Source Code (likely implementation surfaces)

apps/platform/app/Filament/Resources/EntraGroupResource.php
apps/platform/app/Filament/Resources/EntraGroupResource/Pages/ListEntraGroups.php
apps/platform/app/Filament/Resources/EntraGroupResource/Pages/ViewEntraGroup.php
apps/platform/app/Support/Navigation/NavigationScope.php
apps/platform/tests/Feature/Filament/
apps/platform/tests/Feature/DirectoryGroups/

Structure Decision: Implement in the existing Filament resource and focused tests. Do not create new base folders.

Complexity Tracking

Violation Why Needed Simpler Alternative Rejected Because
None N/A N/A

Implementation Phases

Phase 1 - Preparation and Test Contract

Read Spec 301, Spec 302, this package, and the current Entra Groups resource/tests. Update tests to encode the new environment-bound contract before changing runtime code.

Phase 2 - Navigation Contract

Change EntraGroupResource::shouldRegisterNavigation() to use the shared environment-navigation decision, preserving workspace-home absence.

Phase 3 - Route and Search Destination Safety

Adopt WorkspaceScopedTenantRoutes for Entra Groups and prove scoped canonical View URLs with no /admin/t links.

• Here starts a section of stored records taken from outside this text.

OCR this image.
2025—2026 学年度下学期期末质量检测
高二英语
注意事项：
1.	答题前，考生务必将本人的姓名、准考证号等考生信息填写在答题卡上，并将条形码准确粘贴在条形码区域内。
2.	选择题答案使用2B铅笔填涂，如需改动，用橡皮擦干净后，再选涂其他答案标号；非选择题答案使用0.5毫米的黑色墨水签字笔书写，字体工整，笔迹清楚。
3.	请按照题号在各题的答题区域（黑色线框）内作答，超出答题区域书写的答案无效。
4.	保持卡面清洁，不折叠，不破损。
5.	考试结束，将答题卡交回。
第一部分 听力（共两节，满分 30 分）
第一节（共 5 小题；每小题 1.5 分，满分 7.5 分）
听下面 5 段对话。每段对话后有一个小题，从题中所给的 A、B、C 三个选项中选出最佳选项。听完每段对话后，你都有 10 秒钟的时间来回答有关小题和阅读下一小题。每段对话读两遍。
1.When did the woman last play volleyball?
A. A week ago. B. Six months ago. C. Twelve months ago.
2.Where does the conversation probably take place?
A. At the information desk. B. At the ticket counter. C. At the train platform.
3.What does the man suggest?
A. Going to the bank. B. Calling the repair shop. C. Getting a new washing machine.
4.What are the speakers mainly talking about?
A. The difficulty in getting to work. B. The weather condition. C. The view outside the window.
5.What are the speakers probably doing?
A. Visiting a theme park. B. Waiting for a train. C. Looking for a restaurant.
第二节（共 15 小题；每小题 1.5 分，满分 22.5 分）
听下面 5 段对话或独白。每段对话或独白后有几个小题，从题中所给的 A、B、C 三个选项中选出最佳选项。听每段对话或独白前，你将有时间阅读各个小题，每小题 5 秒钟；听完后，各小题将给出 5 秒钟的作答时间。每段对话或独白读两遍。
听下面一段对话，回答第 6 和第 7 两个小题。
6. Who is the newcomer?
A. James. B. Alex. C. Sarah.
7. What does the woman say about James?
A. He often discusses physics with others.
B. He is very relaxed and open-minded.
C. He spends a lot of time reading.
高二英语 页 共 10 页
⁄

Phase 4 - Scoped Access and Copy

Preserve list/detail/search scoping. Adjust only minimal stale copy such as empty-state wording if needed to say "managed environment" rather than "tenant".

Phase 5 - Regression Validation

Run focused suites for Entra Groups, tenant-owned surface parity, Inventory, Policy, governance artifacts, and operation routing. Run Pint and git diff --check.

Rollout Considerations

  • No environment variables.
  • No database migrations.
  • No queues or scheduled workers are changed.
  • No storage or volume changes.
  • No Dokploy runtime configuration change.
  • No asset registration; filament:assets deployment requirement is unchanged.
  • Staging validation should focus on sidebar visibility and scoped Groups search in a seeded/test workspace and environment.

Risk Controls

  • Do not revive /admin/t/{tenant} or /admin/tenants/{tenant}.
  • Do not add compatibility aliases.
  • Do not add group create/edit/delete/membership actions.
  • Do not introduce an Identity Center or Directory suite.
  • Do not split navigation contracts beyond minimal test reshaping needed for Groups.
  • Do not touch tenant-panel dead code in this spec.
  • If broader route side effects appear, stop and move them to a separate route/navigation-contract spec.